Commonwealth Bank of Australia (CBA) economists expect interest rates will rise from November 2022, well ahead of the 2024 timeline currently forecast by the Reserve Bank of Australia (RBA).

The Banks economists believe strong labour market conditions and wage growth mean the RBA will need to begin normalising monetary policy in late 2022 with a cash rate increase to 0.5 per cent, peaking at 1.25 per cent by Q3 2023.

CBA Head of Australian Economics Gareth Aird said: “The Australian labour market has tightened at a phenomenal pace and underutilisation in May was at its lowest since early 2013.
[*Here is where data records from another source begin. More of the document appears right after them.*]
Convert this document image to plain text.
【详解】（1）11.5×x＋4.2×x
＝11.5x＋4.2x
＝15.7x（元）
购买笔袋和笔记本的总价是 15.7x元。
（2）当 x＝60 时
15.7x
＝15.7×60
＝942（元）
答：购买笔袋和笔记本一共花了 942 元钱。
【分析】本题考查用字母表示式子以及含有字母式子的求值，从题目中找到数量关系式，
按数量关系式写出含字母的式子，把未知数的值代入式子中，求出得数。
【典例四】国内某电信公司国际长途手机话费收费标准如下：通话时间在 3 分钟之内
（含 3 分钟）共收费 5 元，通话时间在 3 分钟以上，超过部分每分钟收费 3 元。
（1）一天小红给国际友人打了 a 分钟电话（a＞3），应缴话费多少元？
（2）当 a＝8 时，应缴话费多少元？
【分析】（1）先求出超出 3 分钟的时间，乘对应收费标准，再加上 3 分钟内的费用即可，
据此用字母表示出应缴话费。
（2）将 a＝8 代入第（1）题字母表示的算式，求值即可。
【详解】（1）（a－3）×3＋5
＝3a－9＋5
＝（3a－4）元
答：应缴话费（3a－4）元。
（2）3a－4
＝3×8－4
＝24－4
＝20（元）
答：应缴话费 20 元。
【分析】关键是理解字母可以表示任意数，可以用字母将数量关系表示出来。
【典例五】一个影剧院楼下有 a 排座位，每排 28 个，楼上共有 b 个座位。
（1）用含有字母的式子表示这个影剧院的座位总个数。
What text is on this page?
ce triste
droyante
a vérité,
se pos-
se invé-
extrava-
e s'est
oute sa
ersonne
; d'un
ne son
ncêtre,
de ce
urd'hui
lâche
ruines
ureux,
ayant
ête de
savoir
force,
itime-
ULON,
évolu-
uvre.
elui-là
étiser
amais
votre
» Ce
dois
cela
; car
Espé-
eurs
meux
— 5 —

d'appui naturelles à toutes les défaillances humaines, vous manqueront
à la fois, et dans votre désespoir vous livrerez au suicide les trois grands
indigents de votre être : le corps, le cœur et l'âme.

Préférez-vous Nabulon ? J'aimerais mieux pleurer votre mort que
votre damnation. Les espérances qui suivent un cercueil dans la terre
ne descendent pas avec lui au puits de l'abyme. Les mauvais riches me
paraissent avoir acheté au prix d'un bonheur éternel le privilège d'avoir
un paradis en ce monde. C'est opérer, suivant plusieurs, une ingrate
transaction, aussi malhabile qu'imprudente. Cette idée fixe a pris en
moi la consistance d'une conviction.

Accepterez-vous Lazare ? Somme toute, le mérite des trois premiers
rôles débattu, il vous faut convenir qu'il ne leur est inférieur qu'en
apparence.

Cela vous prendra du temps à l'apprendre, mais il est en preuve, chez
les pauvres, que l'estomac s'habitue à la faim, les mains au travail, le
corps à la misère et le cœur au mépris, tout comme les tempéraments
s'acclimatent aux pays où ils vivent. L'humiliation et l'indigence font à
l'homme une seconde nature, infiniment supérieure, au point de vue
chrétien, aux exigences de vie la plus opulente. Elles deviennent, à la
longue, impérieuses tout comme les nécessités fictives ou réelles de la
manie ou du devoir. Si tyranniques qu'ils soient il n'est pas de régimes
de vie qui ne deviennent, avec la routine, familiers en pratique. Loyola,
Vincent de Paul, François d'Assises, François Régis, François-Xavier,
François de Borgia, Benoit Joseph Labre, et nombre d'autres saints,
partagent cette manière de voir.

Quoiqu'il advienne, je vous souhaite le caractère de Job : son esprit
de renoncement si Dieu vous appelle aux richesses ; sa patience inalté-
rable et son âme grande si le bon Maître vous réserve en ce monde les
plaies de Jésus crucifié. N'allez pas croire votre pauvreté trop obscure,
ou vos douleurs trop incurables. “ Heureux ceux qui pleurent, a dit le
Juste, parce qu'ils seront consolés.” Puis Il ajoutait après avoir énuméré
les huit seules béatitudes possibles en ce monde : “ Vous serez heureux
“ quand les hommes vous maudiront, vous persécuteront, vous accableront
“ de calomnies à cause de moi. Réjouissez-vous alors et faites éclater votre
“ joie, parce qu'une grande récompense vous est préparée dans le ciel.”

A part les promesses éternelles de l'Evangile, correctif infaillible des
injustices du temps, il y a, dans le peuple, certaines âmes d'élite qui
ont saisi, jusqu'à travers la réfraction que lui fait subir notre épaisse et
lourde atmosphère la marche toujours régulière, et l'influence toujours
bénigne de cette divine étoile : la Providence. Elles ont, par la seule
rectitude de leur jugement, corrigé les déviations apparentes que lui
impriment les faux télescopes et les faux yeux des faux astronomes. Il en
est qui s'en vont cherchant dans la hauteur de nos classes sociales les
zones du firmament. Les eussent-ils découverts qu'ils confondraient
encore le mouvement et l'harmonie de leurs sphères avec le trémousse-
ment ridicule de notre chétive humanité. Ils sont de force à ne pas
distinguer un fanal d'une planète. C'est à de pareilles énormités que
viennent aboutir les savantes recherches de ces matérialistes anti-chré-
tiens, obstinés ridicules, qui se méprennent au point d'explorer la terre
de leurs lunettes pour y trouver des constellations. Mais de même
“The forward looking indicators of labour demand are very strong yet labour supply is constrained, which means the labour market will continue to tighten very quickly and wages growth will accelerate.

“The Commonwealth fiscal stance as well as the targeted level of net overseas immigration in 2022/23 will have a large bearing on nominal wage outcomes and therefore the path of interest rates.

“For the past six months CBA’s economic forecasts for the Australian economy have been at odds with the RBA’s “2024 at the earliest” forward guidance on the cash rate given the strength of the economic data. Our message has been consistent and unswerving: the labour market will tighten quickly and this means that wages and inflation will lift, particularly because the supply of labour is constrained.

“There are scenarios that could see the RBA pull the rate hike trigger earlier than November 2022, particularly if they tweak their reaction function because it becomes irrefutable that wages growth is on a path to 3 per cent per annum - the rate of growth they have targeted.”